Não é à toa que este seja o tema da Semana Mundial do Aleitamento Materno que acontece a partir do dia 1º de agosto e vai até o dia 8. 
 
Segundo a Aliança Mundial para Ação em Amamentação - entidade que lançou a ação em 1992 para incentivar todos os grupos do mundo a trabalhar o tema e divulgá-lo -, “em meio a desigualdades, crises e pobreza, a amamentação é o alicerce da boa saúde ao longo da vida para crianças e mães”. 
 
Este ano em especial devemos fortalecer a campanha. É bom lembrar a postura americana, bastante criticada, em relação à resolução da OMS sobre alimentação de bebês e crianças.
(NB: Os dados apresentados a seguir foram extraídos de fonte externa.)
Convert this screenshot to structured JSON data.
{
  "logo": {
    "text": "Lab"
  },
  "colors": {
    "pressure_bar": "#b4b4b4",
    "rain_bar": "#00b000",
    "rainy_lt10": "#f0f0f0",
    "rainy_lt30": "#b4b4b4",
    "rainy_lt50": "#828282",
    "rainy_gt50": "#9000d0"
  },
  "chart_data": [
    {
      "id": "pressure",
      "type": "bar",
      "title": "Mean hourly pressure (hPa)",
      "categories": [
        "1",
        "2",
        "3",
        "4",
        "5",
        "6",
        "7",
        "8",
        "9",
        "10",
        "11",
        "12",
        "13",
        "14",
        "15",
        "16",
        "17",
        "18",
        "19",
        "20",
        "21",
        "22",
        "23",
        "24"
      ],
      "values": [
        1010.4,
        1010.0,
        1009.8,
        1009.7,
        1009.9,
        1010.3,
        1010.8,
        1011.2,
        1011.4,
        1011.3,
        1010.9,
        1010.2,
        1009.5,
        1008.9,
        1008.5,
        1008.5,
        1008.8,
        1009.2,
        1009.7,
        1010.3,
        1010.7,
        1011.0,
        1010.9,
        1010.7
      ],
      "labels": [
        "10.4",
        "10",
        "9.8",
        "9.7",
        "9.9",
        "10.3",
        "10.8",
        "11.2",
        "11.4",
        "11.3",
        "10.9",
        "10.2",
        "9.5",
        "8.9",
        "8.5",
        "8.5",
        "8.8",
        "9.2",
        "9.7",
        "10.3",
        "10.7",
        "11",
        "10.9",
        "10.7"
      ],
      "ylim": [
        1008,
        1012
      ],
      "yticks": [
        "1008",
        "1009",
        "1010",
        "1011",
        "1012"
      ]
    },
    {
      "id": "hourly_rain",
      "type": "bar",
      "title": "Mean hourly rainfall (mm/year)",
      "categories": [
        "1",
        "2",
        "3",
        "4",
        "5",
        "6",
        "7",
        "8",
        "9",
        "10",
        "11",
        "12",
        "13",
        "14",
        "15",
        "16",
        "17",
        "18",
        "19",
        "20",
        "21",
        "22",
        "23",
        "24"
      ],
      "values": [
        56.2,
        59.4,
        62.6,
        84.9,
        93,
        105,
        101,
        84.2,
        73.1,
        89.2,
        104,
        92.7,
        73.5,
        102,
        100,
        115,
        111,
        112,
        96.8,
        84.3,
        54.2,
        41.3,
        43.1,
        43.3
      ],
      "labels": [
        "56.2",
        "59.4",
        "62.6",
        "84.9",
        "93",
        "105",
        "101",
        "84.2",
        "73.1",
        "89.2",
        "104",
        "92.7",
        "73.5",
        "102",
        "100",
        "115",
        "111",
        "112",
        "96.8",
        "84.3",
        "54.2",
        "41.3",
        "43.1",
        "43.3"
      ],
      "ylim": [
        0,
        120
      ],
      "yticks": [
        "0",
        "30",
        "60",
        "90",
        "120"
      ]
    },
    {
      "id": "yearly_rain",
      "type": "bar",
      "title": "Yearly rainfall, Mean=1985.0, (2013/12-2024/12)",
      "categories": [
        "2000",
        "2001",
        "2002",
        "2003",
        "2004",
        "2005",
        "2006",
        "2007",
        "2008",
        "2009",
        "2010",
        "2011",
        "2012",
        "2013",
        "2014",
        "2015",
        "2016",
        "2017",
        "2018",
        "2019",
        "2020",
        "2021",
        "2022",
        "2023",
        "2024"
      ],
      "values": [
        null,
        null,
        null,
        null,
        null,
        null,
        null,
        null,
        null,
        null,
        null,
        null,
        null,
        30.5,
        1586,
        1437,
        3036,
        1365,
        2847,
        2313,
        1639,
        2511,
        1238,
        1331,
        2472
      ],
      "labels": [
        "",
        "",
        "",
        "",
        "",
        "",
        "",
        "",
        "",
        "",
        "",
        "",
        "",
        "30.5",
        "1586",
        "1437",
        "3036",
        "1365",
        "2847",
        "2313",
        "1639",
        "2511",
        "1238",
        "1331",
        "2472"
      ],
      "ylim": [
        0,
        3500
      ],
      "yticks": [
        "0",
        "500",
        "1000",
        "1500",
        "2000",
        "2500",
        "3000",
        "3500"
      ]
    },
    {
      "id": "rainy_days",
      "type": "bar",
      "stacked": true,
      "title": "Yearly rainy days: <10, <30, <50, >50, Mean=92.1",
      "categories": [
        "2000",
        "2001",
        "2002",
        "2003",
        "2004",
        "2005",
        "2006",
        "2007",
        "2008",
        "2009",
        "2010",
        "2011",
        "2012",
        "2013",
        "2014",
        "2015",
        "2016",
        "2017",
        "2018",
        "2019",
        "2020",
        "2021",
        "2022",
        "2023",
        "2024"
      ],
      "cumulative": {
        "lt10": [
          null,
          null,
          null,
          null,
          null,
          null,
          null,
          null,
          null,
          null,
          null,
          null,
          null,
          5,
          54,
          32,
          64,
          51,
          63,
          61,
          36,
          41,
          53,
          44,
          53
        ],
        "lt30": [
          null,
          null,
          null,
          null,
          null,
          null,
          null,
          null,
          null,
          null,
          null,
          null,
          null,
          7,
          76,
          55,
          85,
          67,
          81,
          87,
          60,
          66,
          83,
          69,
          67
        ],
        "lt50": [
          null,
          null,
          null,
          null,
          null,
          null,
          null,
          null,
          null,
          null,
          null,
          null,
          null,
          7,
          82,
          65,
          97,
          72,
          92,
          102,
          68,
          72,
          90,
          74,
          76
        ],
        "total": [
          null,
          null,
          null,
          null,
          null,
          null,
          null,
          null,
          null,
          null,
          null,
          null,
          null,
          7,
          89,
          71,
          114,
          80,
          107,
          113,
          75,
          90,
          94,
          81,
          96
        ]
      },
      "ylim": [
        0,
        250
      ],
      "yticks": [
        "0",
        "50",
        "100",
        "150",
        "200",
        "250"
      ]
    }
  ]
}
Diante de uma reportagem que acusou os Estados Unidos de tentarem atenuar a resolução favorável ao aleitamento materno, o presidente americano Donald Trump chegou a defender o uso do leite em pó.
 
Segundo a reportagem, publicada no jornal New York Times, Trump atende interesses da indústria alimentícia, uma vez que o mercado de alimentos para bebês movimenta cerca de US$ 70 bilhões (R$ 266 bilhões) por ano e é dominado por empresas norte-americanas e europeias. Para 2018, é estimado um crescimento de 4% para o setor, segundo cálculos da Euromonitor International, empresa de inteligência estratégica de mercado. Interesses econômicos tentam esvaziar quatro décadas de pesquisa que apontam o leite materno como o mais saudável alimento para crianças. 
 
Estudo publicado em 2016 pela revista científica The Lancet demonstrou que o aumento expressivo dos índices de amamentação evitaria 800 mil mortes de crianças por ano no mundo e geraria uma economia de US$ 300 bilhões.